No Dominion: The Lonely, Dangerous Fight Against Christian Supremacists Inside the Armed Forces

In his fight against British imperialism, Mahatma Gandhi described the life cycle of successful civil disobedience: "First they ignore you, then they laugh at you, then they fight you, then you
win." Mikey Weinstein, the 55-year-old founder of the Albuquerque, New
Mexico-based Military Religious Freedom Foundation (MRFF), likes to
quote it, knowing full well he's crossed the line into a bloody-knuckle
brawl. Over the past year, Weinstein and his organization have recorded a
tremendous string of victories in the fight against Christian
supremacists inside the armed forces.

In January, the MRFF broke the story on the Pentagon's Jesus Rifles, where rifle scopes used in Afghanistan and Iraq were embossed with New Testament verses. In April, he got the military to rescind its
invitation to the Reverend Franklin Graham
to speak at May's
National Prayer Day because of Islamophobic remarks. Most shockingly,
MRFF received its second nomination for the Nobel Peace Prize in late
October. These high-profile victories have earned him the enmity of the
hardcore Christian Right and the mentally unstable. And the crazies are
getting crazier. Weinstein and his family are bombarded with hate mail,
from the grammatically incorrect and easy to dismiss - "I hope all your
kids turn out gay as hell, take it in the ass, and get aids and die!!!!"
- to the kind of threats that immediately make you leap out of your
chair and double-check that the doors and windows are locked. (MRFF has
referred multiple death threats on Mikey, his family, and MRFF employees
to the FBI.)

Unlike Gandhi, Mikey's no pacifist. Aggression rises up in his voice like a white shark's fin breaks the waves. In a recent conversation, Mikey bragged how a punk wouldn't shut up in a movie. When
a confrontation ensued and the man took a wild swing, Mikey put him
down. None of this is surprising. Weinstein boxed during his Air Force
days, his face marked by a strong jawline sitting below a bald head on
top of a stocky body - a cross between Rocky Marciano and Butter Bean.
Simply put: Mikey Weinstein can be a brute and a zealot. He knows this
and admits it freely. But he believes it's the only position a
reasonable person can take when confronted with a faction dedicated to
mutating the U.S. military into "a weaponized Gospel of Jesus Christ."
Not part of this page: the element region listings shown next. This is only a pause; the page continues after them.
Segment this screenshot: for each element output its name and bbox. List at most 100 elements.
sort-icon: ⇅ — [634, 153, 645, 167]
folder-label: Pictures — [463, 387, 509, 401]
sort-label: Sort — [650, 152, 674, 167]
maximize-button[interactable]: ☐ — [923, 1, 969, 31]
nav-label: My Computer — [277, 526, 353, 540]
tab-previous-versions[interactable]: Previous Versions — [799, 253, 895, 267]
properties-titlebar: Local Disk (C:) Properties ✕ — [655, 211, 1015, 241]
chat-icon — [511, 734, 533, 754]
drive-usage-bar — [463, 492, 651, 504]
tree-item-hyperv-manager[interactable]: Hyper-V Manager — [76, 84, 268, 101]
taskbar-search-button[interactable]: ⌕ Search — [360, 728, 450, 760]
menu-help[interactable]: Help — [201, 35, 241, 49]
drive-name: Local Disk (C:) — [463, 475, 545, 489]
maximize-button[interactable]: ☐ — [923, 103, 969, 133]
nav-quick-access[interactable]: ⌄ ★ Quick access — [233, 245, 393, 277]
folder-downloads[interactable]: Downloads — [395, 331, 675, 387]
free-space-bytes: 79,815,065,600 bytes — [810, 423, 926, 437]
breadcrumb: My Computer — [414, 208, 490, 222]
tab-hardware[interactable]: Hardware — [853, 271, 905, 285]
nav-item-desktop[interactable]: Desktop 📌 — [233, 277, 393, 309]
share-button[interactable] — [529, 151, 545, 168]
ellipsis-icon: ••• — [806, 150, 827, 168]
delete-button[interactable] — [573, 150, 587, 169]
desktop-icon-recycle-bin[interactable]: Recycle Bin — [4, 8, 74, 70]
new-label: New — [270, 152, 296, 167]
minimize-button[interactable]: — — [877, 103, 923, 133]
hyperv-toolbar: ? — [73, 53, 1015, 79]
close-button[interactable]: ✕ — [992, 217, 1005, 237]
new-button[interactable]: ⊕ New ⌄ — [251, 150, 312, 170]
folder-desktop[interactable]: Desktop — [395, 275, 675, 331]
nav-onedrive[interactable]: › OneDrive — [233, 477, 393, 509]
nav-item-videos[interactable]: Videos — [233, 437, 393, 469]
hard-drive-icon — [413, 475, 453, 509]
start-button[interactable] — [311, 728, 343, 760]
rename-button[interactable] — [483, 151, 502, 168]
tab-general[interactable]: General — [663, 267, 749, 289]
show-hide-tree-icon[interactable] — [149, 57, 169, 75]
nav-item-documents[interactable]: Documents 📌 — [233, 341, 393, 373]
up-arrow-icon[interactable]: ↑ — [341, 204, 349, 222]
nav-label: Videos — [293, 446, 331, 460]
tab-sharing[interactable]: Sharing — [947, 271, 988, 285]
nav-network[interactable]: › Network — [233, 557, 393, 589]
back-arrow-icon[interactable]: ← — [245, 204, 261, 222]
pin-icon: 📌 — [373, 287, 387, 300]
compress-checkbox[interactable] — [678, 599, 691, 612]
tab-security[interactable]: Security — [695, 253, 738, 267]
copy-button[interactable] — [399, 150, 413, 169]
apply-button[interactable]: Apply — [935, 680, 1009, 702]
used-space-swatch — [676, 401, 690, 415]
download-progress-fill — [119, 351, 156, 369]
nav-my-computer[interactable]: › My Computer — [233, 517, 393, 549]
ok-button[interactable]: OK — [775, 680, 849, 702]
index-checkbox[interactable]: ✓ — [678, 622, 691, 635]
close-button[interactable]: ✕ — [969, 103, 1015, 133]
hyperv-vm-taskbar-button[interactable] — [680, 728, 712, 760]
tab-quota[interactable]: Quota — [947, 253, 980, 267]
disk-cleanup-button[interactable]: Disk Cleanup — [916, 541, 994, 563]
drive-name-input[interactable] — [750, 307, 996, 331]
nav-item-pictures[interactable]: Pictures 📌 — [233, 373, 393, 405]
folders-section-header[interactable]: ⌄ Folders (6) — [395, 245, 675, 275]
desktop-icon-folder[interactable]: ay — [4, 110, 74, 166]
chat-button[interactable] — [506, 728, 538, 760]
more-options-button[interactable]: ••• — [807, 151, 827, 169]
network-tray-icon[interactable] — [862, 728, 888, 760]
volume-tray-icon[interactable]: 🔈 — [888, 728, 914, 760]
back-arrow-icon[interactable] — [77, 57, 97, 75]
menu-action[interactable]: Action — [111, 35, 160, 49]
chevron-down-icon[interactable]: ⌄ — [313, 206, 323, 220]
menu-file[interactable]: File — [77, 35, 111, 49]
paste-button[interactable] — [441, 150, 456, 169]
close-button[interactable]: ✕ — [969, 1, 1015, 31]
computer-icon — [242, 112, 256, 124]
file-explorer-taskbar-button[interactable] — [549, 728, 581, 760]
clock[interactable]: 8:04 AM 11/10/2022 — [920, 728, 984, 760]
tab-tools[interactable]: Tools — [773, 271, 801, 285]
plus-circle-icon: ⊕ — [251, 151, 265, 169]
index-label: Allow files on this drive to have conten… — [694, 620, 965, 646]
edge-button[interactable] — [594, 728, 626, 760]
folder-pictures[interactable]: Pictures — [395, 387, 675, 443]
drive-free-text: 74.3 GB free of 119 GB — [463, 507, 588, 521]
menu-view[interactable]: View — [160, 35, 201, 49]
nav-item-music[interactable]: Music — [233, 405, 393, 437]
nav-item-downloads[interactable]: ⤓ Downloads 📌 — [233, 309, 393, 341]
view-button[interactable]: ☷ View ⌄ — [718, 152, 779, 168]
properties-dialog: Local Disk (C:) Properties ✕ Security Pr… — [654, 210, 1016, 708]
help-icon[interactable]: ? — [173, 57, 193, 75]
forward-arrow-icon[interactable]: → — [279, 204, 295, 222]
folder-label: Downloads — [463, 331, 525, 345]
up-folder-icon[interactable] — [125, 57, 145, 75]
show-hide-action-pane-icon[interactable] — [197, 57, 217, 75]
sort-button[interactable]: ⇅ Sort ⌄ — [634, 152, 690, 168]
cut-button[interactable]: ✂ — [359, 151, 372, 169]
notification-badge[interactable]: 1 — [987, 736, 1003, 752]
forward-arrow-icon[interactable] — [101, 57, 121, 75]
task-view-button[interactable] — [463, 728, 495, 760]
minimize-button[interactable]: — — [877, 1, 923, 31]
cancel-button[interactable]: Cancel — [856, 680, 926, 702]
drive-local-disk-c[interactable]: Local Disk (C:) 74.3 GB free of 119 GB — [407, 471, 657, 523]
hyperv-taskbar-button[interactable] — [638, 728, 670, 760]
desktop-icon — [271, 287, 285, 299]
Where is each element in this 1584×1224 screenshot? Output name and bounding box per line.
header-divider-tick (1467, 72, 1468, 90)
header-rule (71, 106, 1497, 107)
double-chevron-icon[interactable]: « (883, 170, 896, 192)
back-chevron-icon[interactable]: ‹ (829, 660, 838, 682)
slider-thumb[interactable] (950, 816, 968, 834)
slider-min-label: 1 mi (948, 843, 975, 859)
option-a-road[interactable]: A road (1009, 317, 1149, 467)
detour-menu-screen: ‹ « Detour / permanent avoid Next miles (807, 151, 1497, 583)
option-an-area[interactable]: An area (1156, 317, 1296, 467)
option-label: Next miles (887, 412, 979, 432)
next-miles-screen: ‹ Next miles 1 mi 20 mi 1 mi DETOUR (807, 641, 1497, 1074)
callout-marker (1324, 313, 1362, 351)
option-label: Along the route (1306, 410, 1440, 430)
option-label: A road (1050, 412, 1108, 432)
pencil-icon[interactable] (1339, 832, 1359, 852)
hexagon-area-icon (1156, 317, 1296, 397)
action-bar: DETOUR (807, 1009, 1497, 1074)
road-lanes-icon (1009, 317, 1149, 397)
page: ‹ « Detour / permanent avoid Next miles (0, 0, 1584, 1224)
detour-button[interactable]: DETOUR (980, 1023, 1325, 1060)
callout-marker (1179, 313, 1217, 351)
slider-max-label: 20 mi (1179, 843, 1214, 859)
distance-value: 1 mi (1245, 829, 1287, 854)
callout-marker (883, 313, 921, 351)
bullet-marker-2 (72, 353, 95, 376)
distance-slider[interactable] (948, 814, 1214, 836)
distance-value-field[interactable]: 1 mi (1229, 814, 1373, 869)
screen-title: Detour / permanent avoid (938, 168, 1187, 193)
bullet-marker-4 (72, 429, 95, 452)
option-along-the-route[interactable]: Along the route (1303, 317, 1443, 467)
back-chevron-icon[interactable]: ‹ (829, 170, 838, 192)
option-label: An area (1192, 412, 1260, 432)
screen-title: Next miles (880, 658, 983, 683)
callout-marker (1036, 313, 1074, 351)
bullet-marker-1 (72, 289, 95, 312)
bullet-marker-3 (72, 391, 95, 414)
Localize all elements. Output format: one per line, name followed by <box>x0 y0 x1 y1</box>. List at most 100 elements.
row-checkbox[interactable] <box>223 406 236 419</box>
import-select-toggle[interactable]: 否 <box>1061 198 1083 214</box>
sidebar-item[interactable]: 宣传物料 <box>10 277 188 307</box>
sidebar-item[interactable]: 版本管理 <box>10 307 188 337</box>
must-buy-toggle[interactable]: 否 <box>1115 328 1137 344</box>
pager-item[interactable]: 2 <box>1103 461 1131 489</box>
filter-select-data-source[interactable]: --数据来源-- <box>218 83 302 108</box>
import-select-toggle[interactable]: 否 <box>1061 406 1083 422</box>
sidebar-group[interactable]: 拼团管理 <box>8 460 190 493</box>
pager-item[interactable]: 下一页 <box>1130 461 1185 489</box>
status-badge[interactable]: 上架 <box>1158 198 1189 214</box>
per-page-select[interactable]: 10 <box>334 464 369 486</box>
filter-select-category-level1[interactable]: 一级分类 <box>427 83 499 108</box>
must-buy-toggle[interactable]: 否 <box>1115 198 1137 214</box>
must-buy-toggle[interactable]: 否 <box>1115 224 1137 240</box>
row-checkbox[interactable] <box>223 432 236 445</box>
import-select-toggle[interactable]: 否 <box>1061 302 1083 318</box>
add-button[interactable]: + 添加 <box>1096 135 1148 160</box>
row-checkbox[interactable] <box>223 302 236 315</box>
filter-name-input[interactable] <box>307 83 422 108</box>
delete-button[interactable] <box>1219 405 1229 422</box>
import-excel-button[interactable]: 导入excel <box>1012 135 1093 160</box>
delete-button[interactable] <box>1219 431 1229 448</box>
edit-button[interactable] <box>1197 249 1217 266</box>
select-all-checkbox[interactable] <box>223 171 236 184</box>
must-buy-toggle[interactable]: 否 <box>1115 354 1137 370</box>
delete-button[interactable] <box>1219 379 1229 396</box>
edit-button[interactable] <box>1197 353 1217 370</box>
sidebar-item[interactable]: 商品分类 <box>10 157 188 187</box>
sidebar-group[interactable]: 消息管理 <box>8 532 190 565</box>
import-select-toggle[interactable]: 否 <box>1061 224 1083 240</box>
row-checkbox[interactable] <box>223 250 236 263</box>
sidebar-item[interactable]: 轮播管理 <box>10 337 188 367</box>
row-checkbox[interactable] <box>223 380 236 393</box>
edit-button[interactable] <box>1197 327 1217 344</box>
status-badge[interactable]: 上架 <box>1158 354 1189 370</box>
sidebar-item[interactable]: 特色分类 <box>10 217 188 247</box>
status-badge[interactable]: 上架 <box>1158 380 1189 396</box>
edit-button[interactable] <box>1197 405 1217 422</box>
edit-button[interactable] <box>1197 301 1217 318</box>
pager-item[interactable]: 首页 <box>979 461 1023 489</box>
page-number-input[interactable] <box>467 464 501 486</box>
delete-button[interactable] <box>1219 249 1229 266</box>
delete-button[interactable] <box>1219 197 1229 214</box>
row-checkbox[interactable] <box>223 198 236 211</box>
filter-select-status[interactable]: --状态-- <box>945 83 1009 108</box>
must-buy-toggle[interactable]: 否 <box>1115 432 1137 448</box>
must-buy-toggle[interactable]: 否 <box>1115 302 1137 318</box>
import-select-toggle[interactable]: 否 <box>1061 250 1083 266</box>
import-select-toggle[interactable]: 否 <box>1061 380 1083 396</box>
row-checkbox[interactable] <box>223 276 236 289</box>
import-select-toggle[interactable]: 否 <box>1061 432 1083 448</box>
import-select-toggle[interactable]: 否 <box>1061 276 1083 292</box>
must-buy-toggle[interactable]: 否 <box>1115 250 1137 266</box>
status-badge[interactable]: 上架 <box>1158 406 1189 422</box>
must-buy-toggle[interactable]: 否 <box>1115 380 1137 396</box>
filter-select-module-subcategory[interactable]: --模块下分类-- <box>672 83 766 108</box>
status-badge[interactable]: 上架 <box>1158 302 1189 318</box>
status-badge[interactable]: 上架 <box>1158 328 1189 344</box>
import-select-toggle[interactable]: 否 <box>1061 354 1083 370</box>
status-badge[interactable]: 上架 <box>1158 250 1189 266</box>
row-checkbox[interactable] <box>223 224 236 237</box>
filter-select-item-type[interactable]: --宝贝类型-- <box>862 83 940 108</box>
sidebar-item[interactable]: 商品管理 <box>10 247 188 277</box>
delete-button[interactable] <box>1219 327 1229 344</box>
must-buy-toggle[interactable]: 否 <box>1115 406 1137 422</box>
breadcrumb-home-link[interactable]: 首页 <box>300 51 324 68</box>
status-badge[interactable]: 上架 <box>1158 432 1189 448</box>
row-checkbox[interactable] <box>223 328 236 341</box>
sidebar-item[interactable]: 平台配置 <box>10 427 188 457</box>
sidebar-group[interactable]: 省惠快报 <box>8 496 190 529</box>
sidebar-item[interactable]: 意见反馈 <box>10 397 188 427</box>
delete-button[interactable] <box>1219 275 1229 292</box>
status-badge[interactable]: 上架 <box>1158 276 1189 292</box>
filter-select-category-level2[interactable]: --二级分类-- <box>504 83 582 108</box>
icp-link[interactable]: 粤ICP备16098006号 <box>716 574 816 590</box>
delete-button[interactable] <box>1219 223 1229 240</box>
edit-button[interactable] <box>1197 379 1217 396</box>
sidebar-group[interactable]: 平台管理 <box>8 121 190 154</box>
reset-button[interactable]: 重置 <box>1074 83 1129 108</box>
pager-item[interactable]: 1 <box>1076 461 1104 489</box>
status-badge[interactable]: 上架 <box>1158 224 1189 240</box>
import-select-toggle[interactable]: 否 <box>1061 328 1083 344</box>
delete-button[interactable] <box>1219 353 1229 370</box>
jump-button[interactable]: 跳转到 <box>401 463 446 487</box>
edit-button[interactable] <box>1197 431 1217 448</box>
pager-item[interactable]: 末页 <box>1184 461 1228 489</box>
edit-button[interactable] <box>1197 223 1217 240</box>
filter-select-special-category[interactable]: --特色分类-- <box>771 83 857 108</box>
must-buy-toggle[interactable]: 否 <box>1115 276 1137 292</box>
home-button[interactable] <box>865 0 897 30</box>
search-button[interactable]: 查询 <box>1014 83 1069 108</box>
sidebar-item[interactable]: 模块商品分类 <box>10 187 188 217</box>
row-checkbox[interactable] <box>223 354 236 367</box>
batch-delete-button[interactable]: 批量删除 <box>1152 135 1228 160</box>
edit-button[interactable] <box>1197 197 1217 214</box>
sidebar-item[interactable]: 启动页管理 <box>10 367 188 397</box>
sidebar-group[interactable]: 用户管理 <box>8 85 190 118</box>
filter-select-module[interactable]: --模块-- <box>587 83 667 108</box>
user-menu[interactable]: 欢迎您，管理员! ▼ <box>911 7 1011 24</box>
But for all of his rhetorical excesses and bravado, Weinstein's fight is simple and correct. The United States military cannot favor one religious sect over another, staying true to the
Constitution's establishment clause that service members pledge to
defend. More pragmatically, the military cannot favor one religious sect
over another because it's destructive of good order and discipline,
creating divisions between service members when they must rely on the
guy next to them to survive in a firefight. Yet inside the U.S.
military a small, determined, and fanatical clique wants to abuse its
power and prosetlyze to service members below them in the chain of
command. Through this captive market, they can inject their peculiar
ideology into the most powerful institution on earth. As Weinstein likes
to say, this isn't just a civil rights issue, it's a national security
threat of the gravest magnitude. The description sounds hyberbolic, but
according to Weinstein there's a pervasive Christian supremacist milieu
inside the U.S. military that's a danger not only to constitutional
order, but to the American wars in Afghanistan and Iraq. What's ironic
about Mikey's fight is that he never thought about becoming "a civil
rights activist." He discovered his calling by rising up like a grizzly
bear for his son.


Views: 43

Comment by CJoe on July 14, 2010 at 3:23pm
Yeah... wtf?
Comment by Christopher Staats on December 6, 2011 at 4:24pm

When I was in the US Army my career was destroyed by my own chain of command simply for not being Christian. It goes much further than this article expounds in that soldiers are persecuted and abused on a daily basis.

When it was discovered that I was not a Christian I was made to carry a 40lb chunk of concrete along with my other gear, the concrete lashed to my wrist. I had to name it, bathe with it, sleep with it. As an infantryman it crippled my ability to do my job and the added weight threw out an already bad knee. My higher ups claimed that it was to teach me "the gravity of the situation."

I'm not alone in having been treated poorly. Other atheists, pagans, and even Jews have complained to me about how they were treated in the service once they learned of how I had been treated. I hope Mikey's fight makes some headway.

Comment by Mo Trauen on December 21, 2011 at 8:53pm

This sort of thing also happens in non-military branches of the government and, of course, in state governments in some states.